Com base nos temas analisados, pode-se chegar à seguinte conclusão: Algumas práticas de corrupção dentro da esfera que ocorrem na esfera pública pública, dispostos no título XI do Código penal, pelos princípios constitucionais da razoabilidade e da proporcionalidade; pelo fato de serem práticas que lesam toda a nação; pelo fato de indiretamente causarem a morte de várias pessoas em filas de hospitais; por diminuírem bastante a qualidade da educação, da segurança, do combate à miséria; por serem crimes que hoje causam uma grande revolta e nojo, uma grande comoção por parte da população; devem sim passar a figurar no rol de crimes hediondos, previstona lei 8.072.

Mas só algumas por quê? Por que não todas?
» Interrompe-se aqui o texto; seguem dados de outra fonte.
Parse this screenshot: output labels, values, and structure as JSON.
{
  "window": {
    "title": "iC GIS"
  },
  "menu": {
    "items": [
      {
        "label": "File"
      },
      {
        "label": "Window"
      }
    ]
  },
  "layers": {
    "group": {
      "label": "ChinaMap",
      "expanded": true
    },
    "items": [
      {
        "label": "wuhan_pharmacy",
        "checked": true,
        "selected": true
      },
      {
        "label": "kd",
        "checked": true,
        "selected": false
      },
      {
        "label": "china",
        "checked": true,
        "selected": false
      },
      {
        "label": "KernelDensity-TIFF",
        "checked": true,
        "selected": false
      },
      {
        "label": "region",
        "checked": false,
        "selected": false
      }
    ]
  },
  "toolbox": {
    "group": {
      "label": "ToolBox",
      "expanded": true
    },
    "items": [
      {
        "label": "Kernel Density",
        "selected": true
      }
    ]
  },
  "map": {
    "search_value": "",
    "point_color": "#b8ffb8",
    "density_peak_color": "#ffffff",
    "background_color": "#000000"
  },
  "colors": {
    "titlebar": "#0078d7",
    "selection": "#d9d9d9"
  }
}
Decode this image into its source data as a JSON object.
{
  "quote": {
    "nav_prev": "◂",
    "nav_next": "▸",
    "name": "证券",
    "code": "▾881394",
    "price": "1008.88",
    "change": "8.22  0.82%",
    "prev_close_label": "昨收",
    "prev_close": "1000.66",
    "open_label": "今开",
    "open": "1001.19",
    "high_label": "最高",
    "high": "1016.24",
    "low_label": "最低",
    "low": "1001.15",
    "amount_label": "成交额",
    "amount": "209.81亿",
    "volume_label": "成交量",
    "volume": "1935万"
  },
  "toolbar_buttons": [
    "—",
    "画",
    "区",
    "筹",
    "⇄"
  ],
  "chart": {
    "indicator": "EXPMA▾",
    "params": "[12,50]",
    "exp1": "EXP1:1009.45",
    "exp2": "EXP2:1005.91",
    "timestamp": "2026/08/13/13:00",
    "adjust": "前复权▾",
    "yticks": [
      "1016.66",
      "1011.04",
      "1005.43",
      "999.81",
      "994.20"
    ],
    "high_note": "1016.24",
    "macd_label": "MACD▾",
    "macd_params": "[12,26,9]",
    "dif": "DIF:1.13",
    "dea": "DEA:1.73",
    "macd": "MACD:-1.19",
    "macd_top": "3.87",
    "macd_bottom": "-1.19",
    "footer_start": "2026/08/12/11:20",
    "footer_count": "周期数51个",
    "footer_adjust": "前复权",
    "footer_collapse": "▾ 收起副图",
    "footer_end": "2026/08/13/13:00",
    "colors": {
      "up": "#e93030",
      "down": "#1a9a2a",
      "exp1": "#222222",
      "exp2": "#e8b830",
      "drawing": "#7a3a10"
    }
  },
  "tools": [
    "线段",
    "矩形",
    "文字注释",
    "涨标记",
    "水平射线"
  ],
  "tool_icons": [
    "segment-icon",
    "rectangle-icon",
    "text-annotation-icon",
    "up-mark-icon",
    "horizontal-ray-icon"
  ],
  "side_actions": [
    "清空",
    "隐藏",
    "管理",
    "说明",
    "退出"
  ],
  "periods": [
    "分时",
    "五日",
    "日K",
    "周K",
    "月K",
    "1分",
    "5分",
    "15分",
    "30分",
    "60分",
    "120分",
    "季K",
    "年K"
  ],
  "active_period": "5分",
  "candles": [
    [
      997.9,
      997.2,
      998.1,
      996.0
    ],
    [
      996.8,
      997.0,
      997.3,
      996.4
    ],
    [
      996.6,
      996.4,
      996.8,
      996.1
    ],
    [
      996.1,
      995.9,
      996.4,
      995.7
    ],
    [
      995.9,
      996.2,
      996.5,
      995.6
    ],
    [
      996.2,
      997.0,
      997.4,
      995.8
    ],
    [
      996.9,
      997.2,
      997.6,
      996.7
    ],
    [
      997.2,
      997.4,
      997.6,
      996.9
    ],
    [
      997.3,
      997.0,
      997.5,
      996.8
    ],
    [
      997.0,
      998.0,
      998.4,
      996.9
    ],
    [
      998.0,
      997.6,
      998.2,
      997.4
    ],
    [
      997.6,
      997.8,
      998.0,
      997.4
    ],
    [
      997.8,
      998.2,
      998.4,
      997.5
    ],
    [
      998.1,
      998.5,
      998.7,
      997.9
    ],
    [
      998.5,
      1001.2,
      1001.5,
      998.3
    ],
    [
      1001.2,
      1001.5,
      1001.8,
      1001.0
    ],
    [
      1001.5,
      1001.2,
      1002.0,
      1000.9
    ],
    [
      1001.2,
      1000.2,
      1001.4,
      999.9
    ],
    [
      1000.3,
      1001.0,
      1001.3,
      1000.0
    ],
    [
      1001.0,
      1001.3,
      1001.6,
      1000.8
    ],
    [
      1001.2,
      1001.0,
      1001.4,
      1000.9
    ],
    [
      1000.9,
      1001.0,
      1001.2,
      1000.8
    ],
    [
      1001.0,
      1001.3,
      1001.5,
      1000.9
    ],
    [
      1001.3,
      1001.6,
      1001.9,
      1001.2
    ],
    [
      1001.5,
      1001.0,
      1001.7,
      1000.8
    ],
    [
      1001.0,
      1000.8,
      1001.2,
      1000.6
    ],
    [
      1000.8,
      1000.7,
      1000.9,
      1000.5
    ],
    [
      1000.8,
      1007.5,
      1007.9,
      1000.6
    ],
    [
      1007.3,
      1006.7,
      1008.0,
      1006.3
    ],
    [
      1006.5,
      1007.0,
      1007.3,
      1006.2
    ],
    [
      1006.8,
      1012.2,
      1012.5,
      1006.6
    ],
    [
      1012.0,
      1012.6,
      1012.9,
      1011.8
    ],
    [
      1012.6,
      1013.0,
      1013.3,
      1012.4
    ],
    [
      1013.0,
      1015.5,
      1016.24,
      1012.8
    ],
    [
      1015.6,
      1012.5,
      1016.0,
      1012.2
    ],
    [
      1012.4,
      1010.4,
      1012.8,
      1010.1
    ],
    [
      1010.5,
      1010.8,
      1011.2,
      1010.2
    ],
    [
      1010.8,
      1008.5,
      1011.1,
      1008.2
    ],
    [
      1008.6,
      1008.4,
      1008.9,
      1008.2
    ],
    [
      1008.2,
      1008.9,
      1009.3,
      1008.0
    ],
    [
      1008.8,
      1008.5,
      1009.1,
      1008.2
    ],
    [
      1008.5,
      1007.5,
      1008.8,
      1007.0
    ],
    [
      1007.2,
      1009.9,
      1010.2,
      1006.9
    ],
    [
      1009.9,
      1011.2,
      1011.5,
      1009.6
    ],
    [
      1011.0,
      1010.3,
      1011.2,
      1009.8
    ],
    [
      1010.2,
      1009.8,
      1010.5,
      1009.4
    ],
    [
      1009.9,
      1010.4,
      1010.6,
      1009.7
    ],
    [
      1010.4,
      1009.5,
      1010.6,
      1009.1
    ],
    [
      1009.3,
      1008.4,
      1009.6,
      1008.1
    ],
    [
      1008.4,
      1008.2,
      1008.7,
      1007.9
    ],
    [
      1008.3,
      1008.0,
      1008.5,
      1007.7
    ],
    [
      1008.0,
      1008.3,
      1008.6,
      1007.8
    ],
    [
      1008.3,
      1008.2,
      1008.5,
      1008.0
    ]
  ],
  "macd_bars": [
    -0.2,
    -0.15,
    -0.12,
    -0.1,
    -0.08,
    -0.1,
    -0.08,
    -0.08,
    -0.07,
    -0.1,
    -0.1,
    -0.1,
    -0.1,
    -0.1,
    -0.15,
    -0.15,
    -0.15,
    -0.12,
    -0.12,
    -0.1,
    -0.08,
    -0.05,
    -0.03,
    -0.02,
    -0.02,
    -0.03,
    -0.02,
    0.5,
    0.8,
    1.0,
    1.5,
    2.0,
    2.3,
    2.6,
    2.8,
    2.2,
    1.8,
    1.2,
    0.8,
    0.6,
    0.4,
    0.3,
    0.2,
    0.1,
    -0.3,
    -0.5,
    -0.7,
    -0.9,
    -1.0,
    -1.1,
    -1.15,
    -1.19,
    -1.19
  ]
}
Bem, quando nos deparamos com a palavra “corrupção”, logo vem à nossa mente um político recebendo grandes valores em propinas; um juiz vendendo sentenças a poderosos; um senador, um ministro usando de sua influência para beneficiar grandemente a si mesmo ou a algum conhecido seu; um megaempresário usando de seu dinheiro para fraudar licitações públicas, dentre várias outras coisas. Porém a corrupção não se resume a isso.

A corrupção na esfera pública pode ser entendida como qualquer ato praticado além dos limites legais que envolva a administração pública. Ou seja, um zelador que cuida de um prédio público e que, ao completar seu turno e ir para sua casa, subtrai para si um grampeador ou uma televisão pertencente à administração pública, também pratica um crime contra a administração pública; um servidor público que culposamente (sem intenção) contribui para que outrem pratique peculato, também, por violar um dever de cuidado que deveria cumprir com os bens públicos, também comete crime contra a administração pública; um servidor público que indevidamente deixa de aplicar uma advertência em um subordinado pelo fato de serem conhecidos, também comete crime contra a administração pública.

É preciso separar os ilícitos cometidos contra a administração pública; há casos e casos. Não estou dizendo que não haja problema em um funcionário subtrair coisas pertencentes à administração pública, ou em um servidor público se distrair e concorrer culposamente para que outra pessoa o faça; concordo que essas condutas sejam erradas. Tais condutas são tão erradas, que estão previstas no Código Penal, que é o lugar onde as piores ações que um indivíduo pode cometer estão previstas. Porém, para que uma conduta seja considerada um crime hediondo, não basta estar entre as piores condutas que uma pessoa pode cometer, precisa estar entre as piores dentre as piores.

Subtrair algo de pequeno valor pertencente à administração pública, por exemplo, é errado. Porém é errado assim como praticar um furto, é errado assim como agredir alguém, é errado assim como invadir a residência de alguém, é errado assim como várias coisas; mas, assim como a grande maioria dos ilícitos tipificados no Código Penal, não é uma conduta reprovável a ponto de ser chamada de um crime hediondo.

Baseado em tudo que foi apresentado neste artigo, observa-se que é bastante coerente a inserção dos crimes do colarinho branco no rol dos crimes hediondos. Porém também vejo ser bastante desproporcional e não razoável todo e qualquer crime que possa ser cometido contra a administração pública ser considerado terrível o bastante para figurar no rol de crimes hediondos.

Portanto, a conclusão que este artigo chega, é de que apenas as práticas de corrupção na esfera pública que envolvam altos valores, que são cometidas por pessoas influentes na sociedade e que abusaram de uma grande confiança depositada neles pelo estado para cometer crimes, como por exemplo: juízes, políticos, diretores de estatais, megaempresários que contratam com o poder público, os autores dos chamados crimes do colarinho branco, crimes que trazem um gigantesco dano à administração pública e consequentemente à sociedade como um todo, que devem ser convertido em crimes hediondos.